Au Panamá, un «Monsieur Propre» élu après les scandales de corruption

Le candidat de centre gauche Laurentino Cortizo est devenu dans la nuit de dimanche président d’un pays marqué par les affaires Panamá Papers et Odebrecht. Comme lors de sa campagne, il a promis que «plus personne ne sera intouchable»..

Sous une pluie de paillettes argentées, le nouveau président panaméen Laurentino Cortizo (dit «Nito») est apparu tout sourire dans la nuit de dimanche. Le candidat du parti de centre gauche Partido Revolucionario Democrático fêtait sa victoire serrée face à Rómulo Roux (centre droit). Il a remporté la course à la présidentielle avec 33% des voix lors du scrutin à un seul tour. Des chiffres contestés par son rival, qui a lui obtenu 31% et appelle à revoir le scrutin.

Depuis la restauration de la démocratie en 1989, aucune élection n’avait connu un résultat aussi serré. Laurentino Cortizo succède à Juan Carlos Varela, du parti de droite Panameñista, non rééligible car la Constitution ne permet pas d’exercer deux mandats successifs.

A 66 ans, ce businessman a étudié à l’université d’Austin (Texas). Ses enfants sont même citoyens américains. Il a travaillé pour le secteur du bâtiment et a occupé le poste de ministre de l’Agriculture de 2004 à 2006.

Après sa victoire, Laurentino Cortizo a centré son discours sur la nécessité de nettoyer le pays de toute forme de corruption : «Plus personne au Panamá ne sera intouchable.
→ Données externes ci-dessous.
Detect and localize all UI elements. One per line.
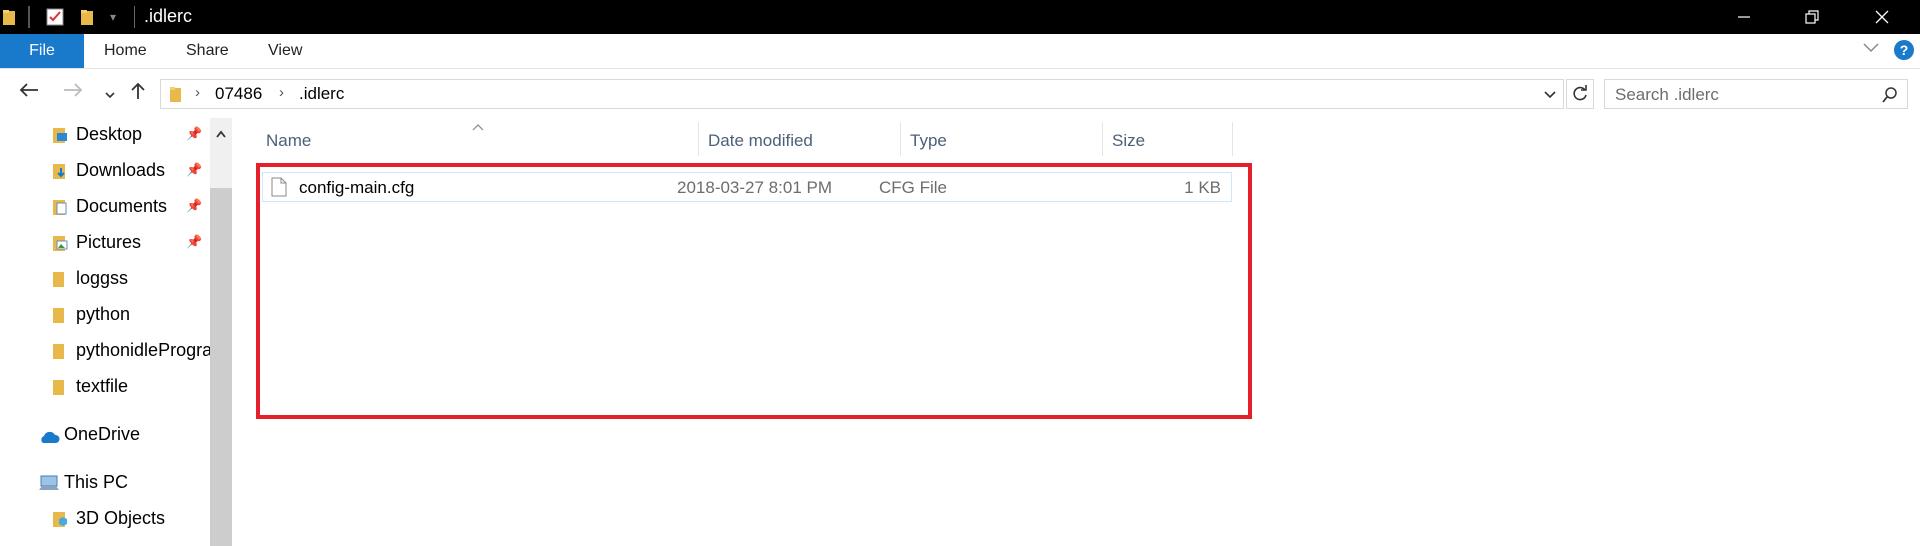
restore-button[interactable] [1780,0,1844,34]
folder-icon [52,378,66,401]
column-header-label: Size [1112,131,1146,150]
nav-item-label: loggss [76,268,129,288]
nav-item-python[interactable]: python [0,298,200,332]
close-button[interactable] [1850,0,1914,34]
toolbar-divider [134,6,135,28]
column-header-name[interactable]: Name [256,118,720,158]
3d-objects-folder-icon [52,510,68,533]
column-header-label: Type [910,131,947,150]
onedrive-cloud-icon [38,428,60,449]
nav-item-3d-objects[interactable]: 3D Objects [0,502,200,536]
recent-locations-button[interactable] [104,84,116,107]
help-icon[interactable]: ? [1894,40,1914,60]
pin-icon[interactable]: 📌 [186,198,202,214]
pin-icon[interactable]: 📌 [186,162,202,178]
pictures-folder-icon [52,234,68,257]
column-header-date-modified[interactable]: Date modified [698,118,900,158]
chevron-down-icon [1544,91,1556,99]
up-arrow-icon [131,82,145,99]
nav-item-label: textfile [76,376,129,396]
column-divider[interactable] [1232,122,1233,156]
search-box[interactable]: Search .idlerc [1604,79,1908,109]
nav-item-label: Downloads [76,160,166,180]
tab-view[interactable]: View [268,42,302,60]
chevron-down-icon [105,92,115,99]
up-button[interactable] [128,81,148,107]
tab-file[interactable]: File [0,34,84,68]
nav-item-label: Desktop [76,124,143,144]
address-history-dropdown[interactable] [1543,88,1557,106]
breadcrumb-idlerc[interactable]: .idlerc [299,84,344,104]
forward-arrow-icon [64,83,83,97]
close-icon [1875,10,1889,24]
column-header-size[interactable]: Size [1102,118,1232,158]
documents-folder-icon [52,198,68,221]
desktop-folder-icon [52,126,68,149]
navigation-scrollbar[interactable] [210,118,232,546]
nav-item-label: pythonidleProgra [76,340,210,360]
annotation-highlight-box [256,163,1252,419]
pin-icon[interactable]: 📌 [186,234,202,250]
new-folder-icon[interactable] [80,8,96,26]
folder-icon [2,8,18,26]
window-title: .idlerc [144,6,193,26]
restore-icon [1805,10,1819,24]
nav-item-label: python [76,304,131,324]
minimize-icon [1738,16,1750,18]
computer-icon [38,474,60,497]
scroll-thumb[interactable] [210,188,232,546]
folder-icon [52,342,66,365]
downloads-folder-icon [52,162,68,185]
column-header-label: Name [266,131,312,150]
pin-icon[interactable]: 📌 [186,126,202,142]
toolbar-divider [28,6,30,28]
refresh-icon [1573,85,1587,101]
chevron-up-icon [216,130,226,138]
nav-item-label: 3D Objects [76,508,166,528]
title-bar: ▾ .idlerc [0,0,1920,34]
folder-icon [52,306,66,329]
expand-ribbon-icon[interactable] [1862,40,1880,57]
breadcrumb-07486[interactable]: 07486 [215,84,262,104]
address-row: › 07486 › .idlerc Search .idlerc [0,68,1920,118]
folder-icon [52,270,66,293]
nav-item-label: Pictures [76,232,142,252]
tab-home[interactable]: Home [104,42,147,60]
nav-item-loggss[interactable]: loggss [0,262,200,296]
nav-item-textfile[interactable]: textfile [0,370,200,404]
breadcrumb-separator-icon[interactable]: › [279,84,284,101]
back-arrow-icon [19,83,38,97]
column-header-type[interactable]: Type [900,118,1102,158]
column-header-label: Date modified [708,131,813,150]
customize-toolbar-icon[interactable]: ▾ [110,10,116,28]
breadcrumb-separator-icon[interactable]: › [195,84,200,101]
nav-item-pictures[interactable]: Pictures 📌 [0,226,202,260]
minimize-button[interactable] [1712,0,1776,34]
nav-item-pythonidleprogra[interactable]: pythonidleProgra [0,334,210,368]
search-placeholder: Search .idlerc [1615,85,1719,104]
properties-icon[interactable] [46,8,64,26]
nav-item-desktop[interactable]: Desktop 📌 [0,118,202,152]
folder-icon [169,85,183,108]
nav-item-label: Documents [76,196,168,216]
forward-button[interactable] [62,81,84,105]
address-bar[interactable]: › 07486 › .idlerc [160,79,1564,109]
nav-item-documents[interactable]: Documents 📌 [0,190,202,224]
navigation-pane: Desktop 📌 Downloads 📌 Documents 📌 Pictur… [0,118,210,546]
nav-item-onedrive[interactable]: OneDrive [0,418,200,452]
refresh-button[interactable] [1566,79,1594,109]
nav-item-downloads[interactable]: Downloads 📌 [0,154,202,188]
nav-item-this-pc[interactable]: This PC [0,466,200,500]
scroll-up-button[interactable] [210,118,232,150]
ribbon: File Home Share View ? [0,34,1920,69]
nav-item-label: OneDrive [64,424,141,444]
tab-share[interactable]: Share [186,42,229,60]
back-button[interactable] [18,81,40,105]
nav-item-label: This PC [64,472,129,492]
search-icon [1881,86,1899,109]
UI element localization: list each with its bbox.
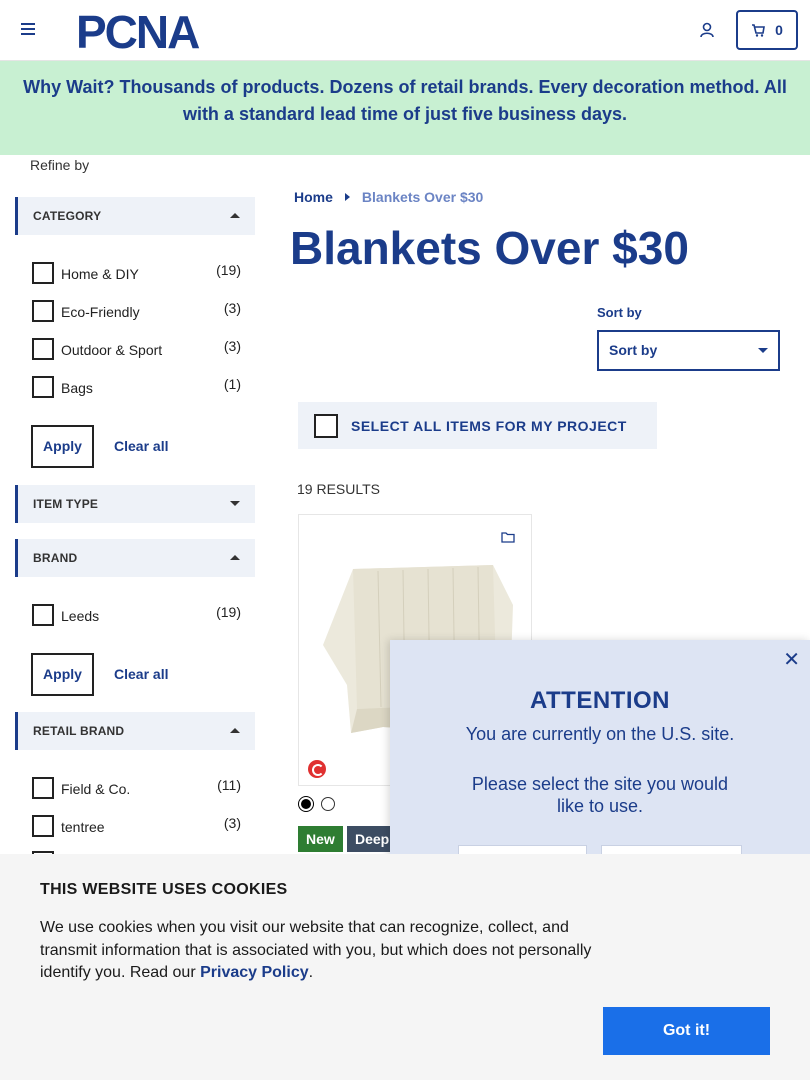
checkbox[interactable] <box>32 300 54 322</box>
select-all-bar[interactable]: SELECT ALL ITEMS FOR MY PROJECT <box>298 402 657 449</box>
cookie-text: We use cookies when you visit our websit… <box>40 917 610 985</box>
cookie-title: THIS WEBSITE USES COOKIES <box>40 881 288 898</box>
checkbox[interactable] <box>32 777 54 799</box>
eco-badge-icon <box>308 760 326 778</box>
filter-label: Home & DIY <box>61 266 139 282</box>
promo-banner: Why Wait? Thousands of products. Dozens … <box>0 61 810 155</box>
facet-brand-header[interactable]: BRAND <box>15 539 255 577</box>
filter-label: Outdoor & Sport <box>61 342 163 358</box>
account-icon[interactable] <box>699 22 715 38</box>
filter-label: Bags <box>61 380 93 396</box>
color-swatch-white[interactable] <box>321 797 335 811</box>
chevron-down-icon <box>758 348 768 353</box>
filter-count: (3) <box>223 338 241 354</box>
filter-label: Eco-Friendly <box>61 304 140 320</box>
filter-count: (11) <box>217 777 241 793</box>
filter-option[interactable]: Field & Co. (11) <box>32 777 244 801</box>
modal-subtitle: You are currently on the U.S. site. <box>465 724 735 744</box>
sort-value: Sort by <box>609 342 658 358</box>
filter-label: tentree <box>61 819 105 835</box>
breadcrumb: Home Blankets Over $30 <box>294 189 483 205</box>
facet-retail-brand-header[interactable]: RETAIL BRAND <box>15 712 255 750</box>
checkbox[interactable] <box>32 262 54 284</box>
privacy-policy-link[interactable]: Privacy Policy <box>200 964 309 981</box>
logo-text: PCNA <box>76 11 199 51</box>
cookie-banner: THIS WEBSITE USES COOKIES We use cookies… <box>0 854 810 1080</box>
folder-icon[interactable] <box>501 531 515 543</box>
cart-button[interactable]: 0 <box>736 10 798 50</box>
sort-select[interactable]: Sort by <box>597 330 780 371</box>
caret-up-icon <box>230 728 240 733</box>
filter-label: Leeds <box>61 608 100 624</box>
apply-button[interactable]: Apply <box>31 425 94 468</box>
facet-title: ITEM TYPE <box>33 497 99 511</box>
filter-option[interactable]: Bags (1) <box>32 376 244 400</box>
cookie-body: We use cookies when you visit our websit… <box>40 919 592 981</box>
select-all-label: SELECT ALL ITEMS FOR MY PROJECT <box>351 418 627 434</box>
filter-option[interactable]: Home & DIY (19) <box>32 262 244 286</box>
filter-label: Field & Co. <box>61 781 131 797</box>
filter-count: (3) <box>223 815 241 831</box>
accept-cookies-button[interactable]: Got it! <box>603 1007 770 1055</box>
filter-count: (19) <box>216 604 241 620</box>
site-header: PCNA 0 <box>0 0 810 61</box>
checkbox[interactable] <box>32 604 54 626</box>
filter-option[interactable]: Outdoor & Sport (3) <box>32 338 244 362</box>
facet-item-type-header[interactable]: ITEM TYPE <box>15 485 255 523</box>
refine-label: Refine by <box>30 157 90 173</box>
cookie-end: . <box>308 964 314 981</box>
new-badge: New <box>298 826 343 852</box>
menu-icon[interactable] <box>21 23 35 35</box>
select-all-checkbox[interactable] <box>314 414 338 438</box>
clear-all-link[interactable]: Clear all <box>114 666 168 682</box>
filter-option[interactable]: Leeds (19) <box>32 604 244 628</box>
filter-count: (19) <box>216 262 241 278</box>
filter-count: (1) <box>223 376 241 392</box>
close-icon[interactable]: ✕ <box>783 647 800 672</box>
cart-icon <box>752 23 766 37</box>
facet-title: RETAIL BRAND <box>33 724 125 738</box>
checkbox[interactable] <box>32 338 54 360</box>
breadcrumb-current: Blankets Over $30 <box>361 189 484 205</box>
filter-count: (3) <box>223 300 241 316</box>
filter-option[interactable]: Eco-Friendly (3) <box>32 300 244 324</box>
results-count: 19 RESULTS <box>297 481 380 497</box>
color-swatch-black[interactable] <box>299 797 313 811</box>
caret-up-icon <box>230 213 240 218</box>
caret-down-icon <box>230 501 240 506</box>
clear-all-link[interactable]: Clear all <box>114 438 168 454</box>
facet-title: BRAND <box>33 551 78 565</box>
apply-button[interactable]: Apply <box>31 653 94 696</box>
pcna-logo[interactable]: PCNA <box>76 11 224 51</box>
breadcrumb-home[interactable]: Home <box>294 189 333 205</box>
sort-label: Sort by <box>597 305 642 320</box>
caret-up-icon <box>230 555 240 560</box>
checkbox[interactable] <box>32 376 54 398</box>
modal-question: Please select the site you would like to… <box>471 774 729 816</box>
filter-option[interactable]: tentree (3) <box>32 815 244 839</box>
facet-category-header[interactable]: CATEGORY <box>15 197 255 235</box>
chevron-right-icon <box>344 193 350 201</box>
facet-title: CATEGORY <box>33 209 102 223</box>
checkbox[interactable] <box>32 815 54 837</box>
modal-title: ATTENTION <box>529 687 671 714</box>
cart-count: 0 <box>775 22 783 38</box>
page-title: Blankets Over $30 <box>290 222 689 274</box>
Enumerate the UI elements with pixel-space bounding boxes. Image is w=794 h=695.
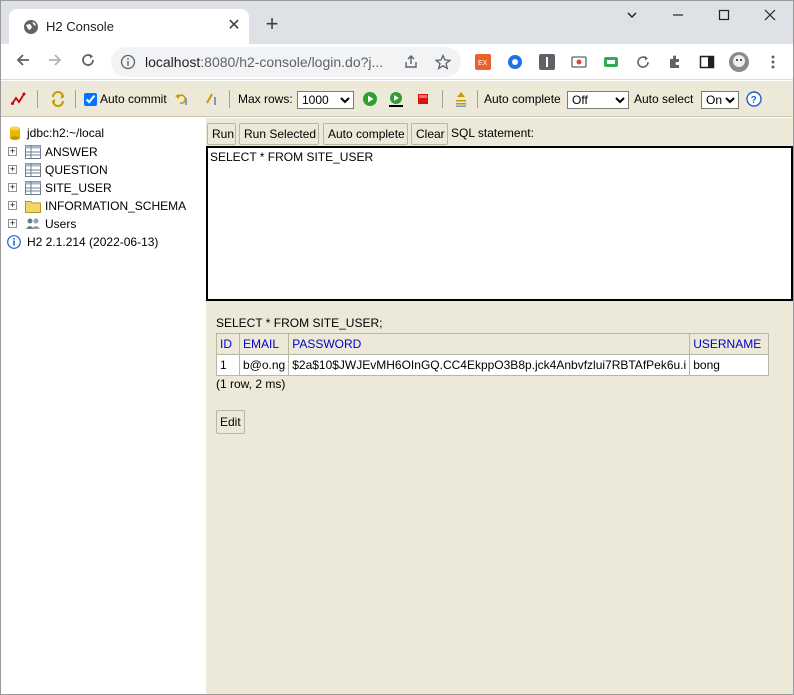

Il y a beaucoup à faire, à reconstruire», a-t-il lancé. Un discours à l’image de sa campagne, centrée sur la corruption qui agite le pays depuis les années 80. L’Etat peine surtout à se remettre de deux scandales majeurs : les Panamá Papers et celui d’Odebrecht, une affaire de pots-de-vin qui a notamment touché l’ex-président Ricardo Martinelli.

«Fatigués par la corruption»

La stratégie de Cortizo durant la campagne visait à mettre en cause la crédibilité des partis de droite, tous deux touchés par ces scandales qui ont un impact direct sur la population. Les aides sociales peinent à atteindre ceux qui en ont besoin, les investissements internationaux se raréfient, les coupures d’eau sont fréquentes dans certaines zones.

«La population est fatiguée par la corruption», souligne Andrey Hernández, docteur en géographie urbaine-économique à l’université Sorbonne-Nouvelle et spécialiste de l’Amérique centrale. Selon un amalgame de sondages rassemblés par le Council of the Americas, la corruption est la première préoccupation des électeurs, devant la criminalité, le chômage et le coût de la vie.

Contre ce phénomène qui gangrène le système panaméen, Cortizo a insisté sur la nécessité de rendre le système bancaire plus transparent. La crédibilité de ce système est décisive si le nouveau président souhaite le retour des investisseurs étrangers. «L’un des points centraux est de restaurer la crédibilité du pays sur la scène internationale», a affirmé vendredi le porte-parole de la campagne présidentielle Juvy Cano à Al Jazeera.

Le ras-le-bol des Panaméens explique également le boom de candidats indépendants. L’un d’eux, l’avocat et activiste Ricardo Lombana, est arrivé en troisième place. Andrey Hernández est persuadé que ce boom incarne un renouveau du système politique. «Il va constituer un véritable contre-pouvoir sur la scène politique. S’il gère bien la crédibilité qu’il a gagné, il se peut qu’il gagne dans cinq ans les élections présidentielles.»

Pékin avance ses pions

Autre point saillant du mandat à venir : les relations entre le Panamá et la Chine. Le pays a déjà commencé à jouer ses cartes dans les infrastructures : «La Chine a investi dans les autoroutes, le renouvellement des ports, le canal de Panama», détaille Andrey Hernández. Ces investissements dynamisent l’économie panaméenne. Côté chinois, ils permettent de poser un pied dans la région et d’obtenir des avantages dans le domaine de l’import-export. Le Panamá a même interrompu ses relations avec Taïwan pour se rapprocher de l’Etat chinois. En décembre, 19 accords ont été signés lors de la visite du président Xi Jinping. Cortizo a lui-même affirmé vouloir continuer cette coopération commerciale avec la Chine, tout en insistant sur la nécessité qu’elle profite aux deux pays.

Côté américain, les relations sont plutôt tendues. «Nous avons besoin et nous avons demandé à ce que [les Etats-Unis] prêtent davantage attention à la région, pas juste au Panama. Pendant qu’ils ne le font pas, quelqu’un d’autre avance ses pions», a prévenu Cortizo lors d’une interview à Reuters dimanche. Pour l’instant, le Panamá n’a pas vocation à devenir un terrain de conflit entre les Etats-Unis et la Chine : «Chaque Etat a des intérêts différents, la finance pour l’un, les infrastructures pour l’autre», conclut Andrey Hernández.